Polk forecast that scrappage rates could continue to outpace new vehicle registrations for at least another year.

Some auto industry executives say the high scrappage rate and rising age of vehicles on the road will eventually help create a rebound in US vehicle sales.

Polk says that the increase in the average age of light vehicles on the road is up 21 percent in the past 14 years. The average age for all light vehicles during the 15-month period is 10.2 years.

Additionally, increases in the average age are supported by the fact that consumers are keeping their cars and trucks longer. As of September 2009, the average length of ownership for a new or used vehicle among U.S. consumers was 49.9 months, up from 45 months a year ago the same time.

These trends are supported by a number of factors, including the economy, limited financing and leasing options available in the market, extended warranties offered by OEMs, and improved vehicle durability and quality of vehicles. They also provide opportunity for various business segments of the industry, according to Polk.

“As vehicles age and consumers continue to hold onto them longer, there are significant opportunities for repair services and parts demand for the aftermarket as vehicles are falling out of warranty as they age,” said Mark Seng, vice president, sales and client services, aftermarket and commercial vehicle, at Polk. “The increased complexity of vehicle repairs also presents a business opportunity for service professionals as traditional do-it-yourself consumers are less likely to attempt complicated technical work on their vehicles.”

Dealers will have an opportunity to develop programs geared toward service loyalty marketing as they seek to hold onto a growing base of customers, according to Polk. “The trends we’re seeing suggest great motivation for dealers seeking to maintain a longer-term relationship with their customers,” said Lonnie Miller, vice president, marketing and industry analysis, at Polk.

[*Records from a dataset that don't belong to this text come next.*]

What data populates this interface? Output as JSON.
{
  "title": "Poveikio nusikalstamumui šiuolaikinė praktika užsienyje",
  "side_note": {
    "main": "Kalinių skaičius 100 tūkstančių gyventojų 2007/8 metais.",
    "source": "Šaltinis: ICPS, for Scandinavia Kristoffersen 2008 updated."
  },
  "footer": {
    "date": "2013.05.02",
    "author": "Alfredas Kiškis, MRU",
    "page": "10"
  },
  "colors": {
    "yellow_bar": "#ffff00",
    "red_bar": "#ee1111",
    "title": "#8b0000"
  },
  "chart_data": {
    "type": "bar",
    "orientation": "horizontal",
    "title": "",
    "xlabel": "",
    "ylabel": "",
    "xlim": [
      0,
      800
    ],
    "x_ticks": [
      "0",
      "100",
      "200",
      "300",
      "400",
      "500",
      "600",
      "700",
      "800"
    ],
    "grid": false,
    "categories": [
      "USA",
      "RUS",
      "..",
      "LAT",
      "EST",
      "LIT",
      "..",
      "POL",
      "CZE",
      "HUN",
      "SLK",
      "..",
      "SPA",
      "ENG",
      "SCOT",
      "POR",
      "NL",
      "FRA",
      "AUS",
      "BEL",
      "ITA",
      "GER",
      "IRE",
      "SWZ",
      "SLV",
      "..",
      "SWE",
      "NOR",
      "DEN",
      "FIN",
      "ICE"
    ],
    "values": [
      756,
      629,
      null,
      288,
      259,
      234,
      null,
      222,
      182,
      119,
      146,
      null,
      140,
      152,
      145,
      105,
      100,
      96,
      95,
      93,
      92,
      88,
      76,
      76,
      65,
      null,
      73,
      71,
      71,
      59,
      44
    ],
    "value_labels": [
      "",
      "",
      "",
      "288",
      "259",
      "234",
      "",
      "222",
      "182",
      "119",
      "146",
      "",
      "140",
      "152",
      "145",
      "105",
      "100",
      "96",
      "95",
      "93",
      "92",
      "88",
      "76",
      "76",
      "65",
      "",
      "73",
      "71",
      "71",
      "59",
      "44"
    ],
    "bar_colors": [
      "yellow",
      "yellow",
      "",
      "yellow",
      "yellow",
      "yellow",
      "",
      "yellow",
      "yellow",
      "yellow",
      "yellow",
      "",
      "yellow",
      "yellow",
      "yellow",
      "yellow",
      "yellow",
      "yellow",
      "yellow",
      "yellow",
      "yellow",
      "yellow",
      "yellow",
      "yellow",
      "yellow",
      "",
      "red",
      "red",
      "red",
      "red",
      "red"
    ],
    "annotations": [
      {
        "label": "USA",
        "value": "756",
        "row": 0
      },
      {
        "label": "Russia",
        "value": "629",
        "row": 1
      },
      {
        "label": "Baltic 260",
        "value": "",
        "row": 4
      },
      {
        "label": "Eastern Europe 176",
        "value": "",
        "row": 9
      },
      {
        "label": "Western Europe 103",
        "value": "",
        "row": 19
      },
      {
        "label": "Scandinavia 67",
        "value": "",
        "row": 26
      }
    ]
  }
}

“Service-oriented loyalty programs can significantly contribute to improving business and overall loyalty among customers,” he continued.

Polk expects conditions facing the U.S. automotive industry today to remain through 2010 and expects trends for scrappage and vehicle ownership to continue for at least another year. This assessment is largely based on current industry dynamics, coupled with Polk’s annual forecast of a moderate increase in light vehicle sales to 11.5 million units this year. It also assumes a general upward trend for vehicle scrappage rates as high volumes of older vehicles continue to retire from the US fleet.